The Moon Tonight: Our Moon's Journey Around Earth, written by astronomer Jung Chang-hoon and illustrated by Jang Ho, is a children's nonfiction book translated into English by Paige Morris. Everyone on Earth can look up and marvel at our moon in the night sky. It is an experience we share across cultures and continents. As our closest celestial neighbor, the moon touches on many aspects of our lives and has inspired interest from people across centuries. In The Moon Tonight, you can share that same sense of wonder with your child through the eyes of a father-daughter duo as they learn the science behind the twenty-nine-day lunar cycle and the moon’s four phases: crescent, quarter, full, and new. With age-appropriate and easy-to-follow scientific explanations this picture book offers families a reading experience that is both poetic and educational.


The Moon Tonight: Our Moon's Journey Around Earth is a wonderful book for a young reader to explore alone, or to share with an adult. There is a great deal of information about the moon, its cycles, and how it effects our oceans.
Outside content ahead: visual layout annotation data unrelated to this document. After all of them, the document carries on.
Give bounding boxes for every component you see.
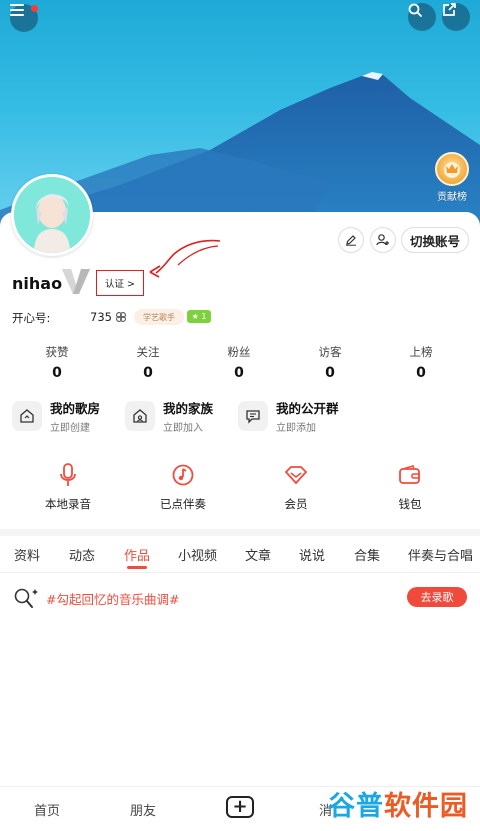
vip-level-badge[interactable]: ★ 1 — [187, 310, 211, 323]
quick-label: 会员 — [284, 497, 308, 511]
wallet-button[interactable]: 钱包 — [370, 462, 450, 512]
tab-articles[interactable]: 文章 — [245, 545, 271, 564]
diamond-icon — [256, 462, 336, 488]
stat-label: 关注 — [136, 345, 160, 359]
feature-title: 我的歌房 — [50, 401, 101, 416]
tab-accompaniment-chorus[interactable]: 伴奏与合唱 — [408, 545, 473, 564]
switch-account-button[interactable]: 切换账号 — [401, 227, 469, 253]
membership-button[interactable]: 会员 — [256, 462, 336, 512]
stat-label: 上榜 — [409, 345, 433, 359]
share-button[interactable] — [442, 3, 470, 31]
verify-button[interactable]: 认证 > — [96, 270, 144, 296]
home-icon — [12, 401, 42, 431]
my-family[interactable]: 我的家族 立即加入 — [125, 399, 214, 434]
menu-button[interactable] — [10, 4, 38, 32]
stat-value: 0 — [52, 365, 62, 381]
share-icon — [443, 3, 456, 16]
annotation-arrow — [149, 239, 221, 278]
go-record-button[interactable]: 去录歌 — [407, 587, 467, 607]
quick-label: 钱包 — [398, 497, 422, 511]
stat-label: 访客 — [318, 345, 342, 359]
nav-create-button[interactable]: + — [226, 796, 254, 818]
add-user-icon — [376, 234, 389, 246]
watermark-text-b: 软件园 — [384, 790, 468, 822]
feature-subtitle: 立即创建 — [50, 423, 90, 434]
feature-subtitle: 立即添加 — [276, 423, 316, 434]
feature-title: 我的家族 — [163, 401, 214, 416]
contribution-rank-button[interactable]: 贡献榜 — [430, 152, 474, 203]
stat-fans[interactable]: 粉丝 0 — [209, 344, 269, 381]
rank-label: 贡献榜 — [437, 192, 467, 203]
username: nihao — [12, 274, 63, 293]
stat-label: 粉丝 — [227, 345, 251, 359]
search-button[interactable] — [408, 3, 436, 31]
vip-v-icon — [62, 269, 90, 294]
notification-dot — [31, 5, 38, 12]
level-star-icon: ★ — [191, 312, 202, 321]
wallet-icon — [370, 462, 450, 488]
microphone-icon — [28, 462, 108, 488]
avatar[interactable] — [11, 174, 93, 256]
quick-label: 已点伴奏 — [160, 497, 206, 511]
active-tab-indicator — [127, 566, 147, 569]
chat-bubble-icon — [238, 401, 268, 431]
section-divider — [0, 529, 480, 536]
menu-icon — [10, 4, 24, 16]
profile-card — [0, 212, 480, 831]
nav-friends[interactable]: 朋友 — [130, 800, 156, 819]
tab-posts[interactable]: 说说 — [299, 545, 325, 564]
level-value: 1 — [201, 312, 207, 321]
add-friend-button[interactable] — [370, 227, 396, 253]
profile-page: 贡献榜 切换账号 nihao 认证 > 开心号: 735 学艺歌手 ★ 1 获赞… — [0, 0, 480, 831]
avatar-illustration — [14, 177, 90, 253]
copy-icon[interactable] — [115, 311, 127, 323]
watermark-text-a: 谷普 — [328, 790, 384, 822]
tab-works[interactable]: 作品 — [124, 545, 150, 564]
stat-label: 获赞 — [45, 345, 69, 359]
search-icon — [408, 3, 422, 17]
family-house-icon — [125, 401, 155, 431]
stat-ranking[interactable]: 上榜 0 — [391, 344, 451, 381]
stat-following[interactable]: 关注 0 — [118, 344, 178, 381]
my-song-room[interactable]: 我的歌房 立即创建 — [12, 399, 101, 434]
feature-title: 我的公开群 — [276, 401, 339, 416]
stat-value: 0 — [416, 365, 426, 381]
watermark-logo: 谷普 软件园 — [328, 778, 474, 828]
microphone-sparkle-icon — [14, 588, 38, 608]
topic-hashtag[interactable]: #勾起回忆的音乐曲调# — [46, 589, 179, 608]
tab-collections[interactable]: 合集 — [354, 545, 380, 564]
stat-value: 0 — [325, 365, 335, 381]
tab-short-video[interactable]: 小视频 — [178, 545, 217, 564]
selected-accompaniment-button[interactable]: 已点伴奏 — [143, 462, 223, 512]
local-recording-button[interactable]: 本地录音 — [28, 462, 108, 512]
crown-icon — [435, 152, 469, 186]
kaixin-id-label: 开心号: — [12, 311, 51, 325]
nav-home[interactable]: 首页 — [34, 800, 60, 819]
music-note-icon — [143, 462, 223, 488]
edit-profile-button[interactable] — [338, 227, 364, 253]
stat-likes[interactable]: 获赞 0 — [27, 344, 87, 381]
stat-visitors[interactable]: 访客 0 — [300, 344, 360, 381]
feature-subtitle: 立即加入 — [163, 423, 203, 434]
stat-value: 0 — [234, 365, 244, 381]
tab-activity[interactable]: 动态 — [69, 545, 95, 564]
singer-level-badge[interactable]: 学艺歌手 — [134, 309, 184, 325]
tab-profile-info[interactable]: 资料 — [14, 545, 40, 564]
quick-label: 本地录音 — [45, 497, 91, 511]
tab-bar-divider — [0, 572, 480, 573]
kaixin-id-value: 735 — [90, 310, 112, 324]
my-public-group[interactable]: 我的公开群 立即添加 — [238, 399, 339, 434]
stat-value: 0 — [143, 365, 153, 381]
pencil-icon — [346, 235, 356, 246]
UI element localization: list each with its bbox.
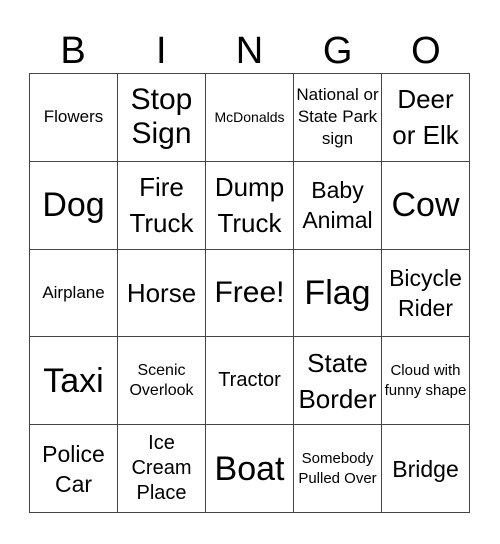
cell-label: Boat	[214, 449, 285, 488]
cell-label: Dog	[42, 186, 105, 225]
header-letter-n: N	[235, 30, 264, 72]
cell-label: Flowers	[43, 107, 104, 127]
bingo-cell-r1c4[interactable]: National or State Park sign	[294, 74, 382, 162]
bingo-cell-r5c1[interactable]: Police Car	[30, 425, 118, 513]
cell-label: Free!	[214, 275, 285, 309]
cell-label: Baby Animal	[302, 177, 373, 234]
cell-label: Tractor	[218, 369, 281, 392]
cell-label: State Border	[298, 347, 377, 414]
bingo-cell-r4c2[interactable]: Scenic Overlook	[118, 337, 206, 426]
bingo-cell-r3c3[interactable]: Free!	[206, 249, 294, 338]
cell-label: Fire Truck	[129, 172, 194, 239]
bingo-cell-r2c1[interactable]: Dog	[30, 161, 118, 250]
cell-label: Deer or Elk	[392, 84, 459, 151]
cell-label: Flag	[304, 273, 371, 312]
bingo-cell-r5c5[interactable]: Bridge	[382, 425, 470, 513]
cell-label: Stop Sign	[130, 83, 193, 151]
cell-label: Scenic Overlook	[129, 361, 194, 399]
cell-label: McDonalds	[214, 109, 285, 126]
bingo-cell-r5c3[interactable]: Boat	[206, 425, 294, 513]
cell-label: National or State Park sign	[296, 85, 379, 149]
bingo-cell-r4c5[interactable]: Cloud with funny shape	[382, 337, 470, 426]
bingo-cell-r2c2[interactable]: Fire Truck	[118, 161, 206, 250]
cell-label: Cloud with funny shape	[384, 361, 467, 399]
bingo-cell-r5c2[interactable]: Ice Cream Place	[118, 425, 206, 513]
cell-label: Cow	[391, 186, 460, 225]
cell-label: Police Car	[42, 440, 105, 497]
bingo-cell-r3c2[interactable]: Horse	[118, 249, 206, 338]
header-letter-o: O	[411, 30, 441, 72]
cell-label: Horse	[126, 277, 197, 308]
cell-label: Taxi	[43, 361, 104, 400]
bingo-cell-r2c5[interactable]: Cow	[382, 161, 470, 250]
bingo-header: B I N G O	[29, 28, 470, 74]
header-letter-b: B	[60, 30, 86, 72]
bingo-cell-r1c3[interactable]: McDonalds	[206, 74, 294, 162]
bingo-card-grid: Flowers Stop Sign McDonalds National or …	[29, 73, 470, 513]
bingo-cell-r1c2[interactable]: Stop Sign	[118, 74, 206, 162]
cell-label: Bridge	[392, 455, 459, 482]
cell-label: Airplane	[42, 282, 105, 302]
bingo-cell-r2c3[interactable]: Dump Truck	[206, 161, 294, 250]
header-letter-g: G	[322, 30, 353, 72]
bingo-cell-r3c1[interactable]: Airplane	[30, 249, 118, 338]
cell-label: Bicycle Rider	[389, 264, 462, 321]
cell-label: Ice Cream Place	[131, 432, 192, 505]
header-letter-i: I	[156, 30, 167, 72]
cell-label: Somebody Pulled Over	[298, 449, 377, 487]
bingo-cell-r5c4[interactable]: Somebody Pulled Over	[294, 425, 382, 513]
bingo-cell-r4c3[interactable]: Tractor	[206, 337, 294, 426]
bingo-cell-r3c4[interactable]: Flag	[294, 249, 382, 338]
bingo-cell-r4c4[interactable]: State Border	[294, 337, 382, 426]
bingo-cell-r4c1[interactable]: Taxi	[30, 337, 118, 426]
bingo-cell-r2c4[interactable]: Baby Animal	[294, 161, 382, 250]
bingo-cell-r1c5[interactable]: Deer or Elk	[382, 74, 470, 162]
bingo-cell-r1c1[interactable]: Flowers	[30, 74, 118, 162]
bingo-cell-r3c5[interactable]: Bicycle Rider	[382, 249, 470, 338]
cell-label: Dump Truck	[214, 172, 285, 239]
I thought the text was straightforward and easy to understand and follow, with no moments of condescension that is sometimes found in nonfiction books for children. Credit for this can go to the author and the translator- since they both had a hand in the English version of the book working as well as it did. I thought the illustrations were lovely and added a great deal to the read. I also loved learning a few new proverbs and lore that relate to the moon. I thought I could remember all my moon facts from my school days when I took astronomy, but this children's book reminded me of information long forgotten and/or taught me a few new things.